Picture a stack of old Heavy Metal magazines, perhaps miraculously old ones you haven’t read before. The pages packed with work from Corben, Giraud, Bilal, Voss, Druillet, Bodé. That’s the soft horizon. It a stack of universes of possibilities, of crazy visuals, of stories. But unlike your stack of magazines, they are all linked: the Archer from the Airtight Garage of Jerry Cornelius might find himself in a bar by the seaside when the Plitch makes its appearance.
So the soft horizon or, if you like, the Soft Horizon, isn’t a game in itself. It’s an idea. But there are games! Each game is the best story in one of those magazines–the most startling visuals, the strangest setting, the best representation of the artist at that time, in that context. They might well be political because art is political, but mostly they will be weird and fun.
Mechanically, each game will use the same core mechanism, designed to elevate the weird, reward improvisation, and lighten the load on the ref. And deliver the soft horizon. Any character made in one game could wind up adventuring in another, perhaps raising the bar on “weird”. Your gorilla military lawyer from The King Machine might well find herself eventually digging for treasure with some Sand Dogs.

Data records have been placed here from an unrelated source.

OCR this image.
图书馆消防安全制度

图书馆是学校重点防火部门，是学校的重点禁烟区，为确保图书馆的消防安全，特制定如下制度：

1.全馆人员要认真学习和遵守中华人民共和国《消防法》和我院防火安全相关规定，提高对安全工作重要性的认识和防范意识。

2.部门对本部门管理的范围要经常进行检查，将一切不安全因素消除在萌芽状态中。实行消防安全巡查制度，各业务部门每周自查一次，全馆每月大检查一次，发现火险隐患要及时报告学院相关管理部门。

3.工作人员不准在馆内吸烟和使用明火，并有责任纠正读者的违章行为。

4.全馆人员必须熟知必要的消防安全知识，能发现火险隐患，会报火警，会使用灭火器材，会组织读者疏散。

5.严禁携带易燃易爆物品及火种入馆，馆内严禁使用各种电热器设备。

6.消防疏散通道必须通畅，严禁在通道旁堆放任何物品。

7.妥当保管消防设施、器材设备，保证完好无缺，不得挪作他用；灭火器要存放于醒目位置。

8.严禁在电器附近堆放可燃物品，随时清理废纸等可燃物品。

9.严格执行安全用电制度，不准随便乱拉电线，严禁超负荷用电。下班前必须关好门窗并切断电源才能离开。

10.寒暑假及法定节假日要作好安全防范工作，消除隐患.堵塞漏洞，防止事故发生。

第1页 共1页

But the Soft Horizon will eventually also be a book itself — not a game, exactly, but a way to make more settings in this metaverse. So you aren’t limited to my games. They might make a starting place, but they certainly shouldn’t be the end or even the middle of your journeys. A handbook, really, to guide your own creative efforts, including not only advice and definition for the interface between system and setting, but also oracles galore to guide the process from the very beginning–the blank page–right up to game night. That’s the third (maybe) book in the series.
The second book is Sand Dogs. It’s coming out around the end of the year and you can read about it elsewhere. It’s Indiana Jones, it’s The Airtight Garage of Jerry Cornelius, and it’s Roadside Picnic. And some other stuff. Even The Immortal’s Fête is in there. Hell there are so many references that you can dig through it for easter eggs just as your characters will rob tombs for the garbage of the gods.
The first book is The King Machine and you can get it now. It’s a quiet game about an interrupted utopia. A perfect world suddenly imperfect. Oh, and you’re an intelligent primate. But not a human.
That’s not nearly the end though, or at least I hope it isn’t. I’ve been reaching out to other writers to potentially try their hand at their own game in this psychedelic metaverse. Some are nibbling. Some have bit. I don’t have titles nor deadlines yet, but I can see the idea is expanding.
And so the soft horizon grows, both inside and outside of the fiction. Join us. What could be more exciting than an old issue of Heavy Metal that you missed? That you get to read now for the very first time?